Quoted from fooflighter:Good stuff here. Totally understand the risk part and thank you for sharing. I did probe both ports on the PCB and they are a constant 5V with the data line being around 2.35V.
So quick question....If the hotrail on the left side is shorter let's say, and I put a longer strand underneath the cab, when the hotrail meets the end of the strand, does the longer one lose the addressable signal for any leds over the number of the shorter strip? Just wanted to run the entire under cab length...but I guess a solution would be just to mimick the hotrails number of LED's per side below the cab...or use one rail signal and split that signal between both led's cabs below the cab to get uniform led count...
Good question; and I can't wait to see this done to an LE bc it deserves it without restrictions if someone tells you it can't be done.
I've yet to see a gnr in person, but from what I can see on yt it seems both hotrails are in synchronization.. ..front to back/back to front..aka identical..?
However, if the left/right hotrails' leds sometimes go in different directions; then you have to separate/tap the left and the right rails' signal separately.
On that note, let's say the left rail is -15 leds vs. the right, it will definitely flow and look good under/behind the cabinet just as well (so yes, mimick the # of leds per side); but to get the full "swirling" effect you will need to use/tap both the left and signal wires separately. (You can still use the same ext power supply to power them...you just need to seperate the signal).
I can not say this enough or loud enough, so I apologize for all of the 'boomers' that people on here mention with CAPS, or whoever else in advance and please don't be offended...
...DO NOT EVER TAP INTO ANY CURRENT POWER SUPPLY ON A PIN TO POWER ANYTHING ELSE BESIDES WHAT IT WAS DESIGNED TO POWER ON BOARD ALREADY....EVER!!! (Secondary voltage-power supplies are cheap and easily wired without pulling amps from/stressing an existing board of any kind...and the engineers behind these masterpieces are 'kinda' smart).
In a nutshell, you seemingly have 5v addressable leds..as you've proved.
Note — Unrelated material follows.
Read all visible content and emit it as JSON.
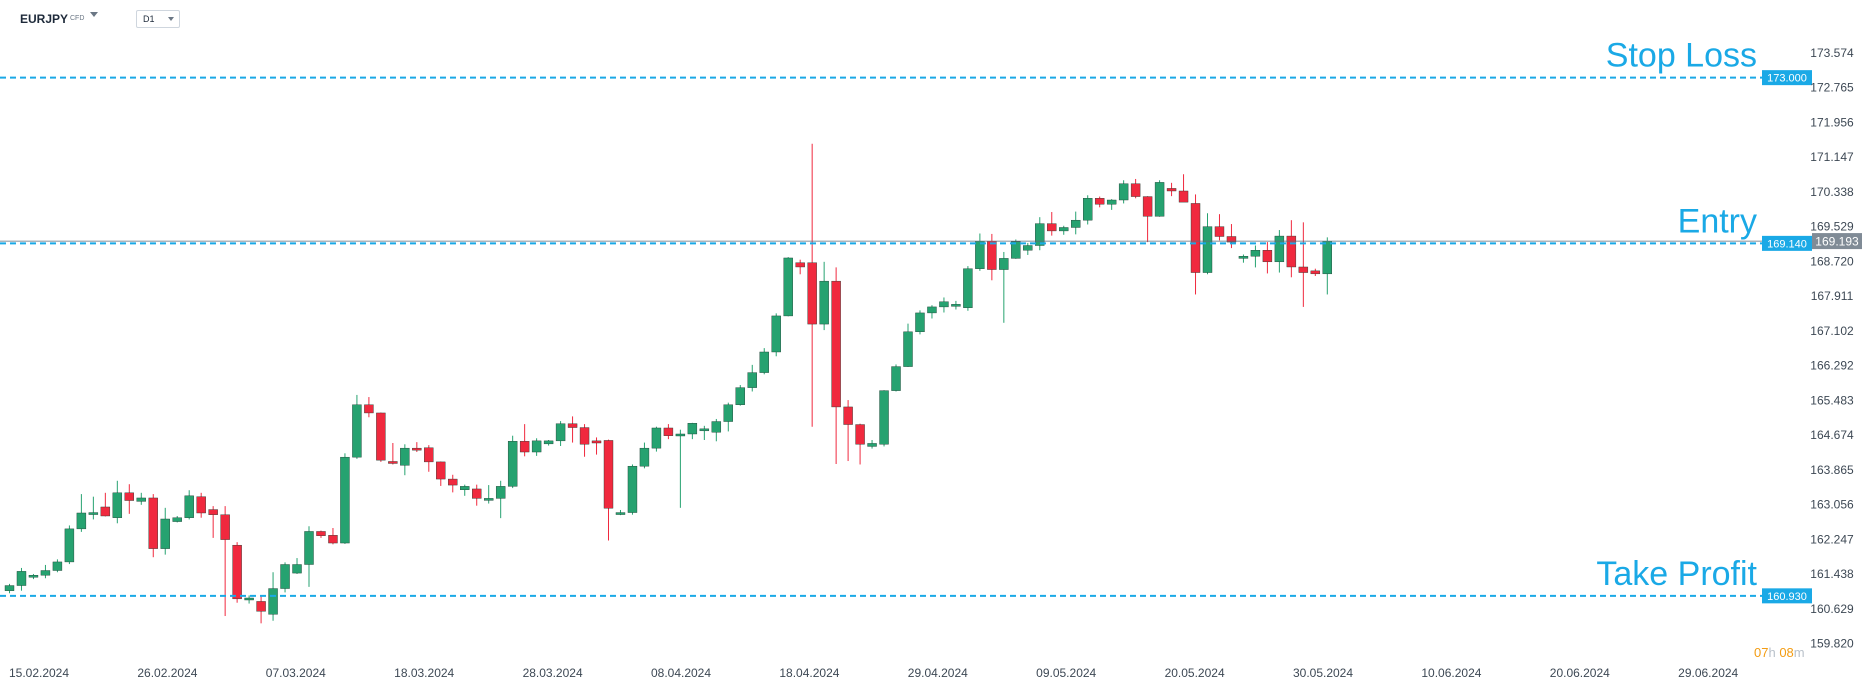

WS2812B are pretty much the standard addressable leds, so I'd go with them and the power supply I mentioned. Good measurement on the sub-power signal voltage.
You might have 2 different led signal inputs (left/right) giving the hotrails their signals depending on if they always go in the same addressable direction or not.
Get that external power supply (DO NOT USE CURRENT BOARDS FOR POWER EVER) and match the # of leds underneath and behind accordingly and you won't notice a difference. It will glow beautifully.
If both hotrails react the same the entire gameplay, then you can just use one signal wire from either of them for awesomeness in your near future. If not, again, use the left signal hotrail wire for your under/behind cab leds and the right the same.
I used 16-18 gauge speaker wire from Walmart to run everything on my FH. <<<you don't want to go with less strands of wire (or way to heavy) when passing signal/power to these oh so sensitive things like this.
Keep us posted and can't wait to see this in action.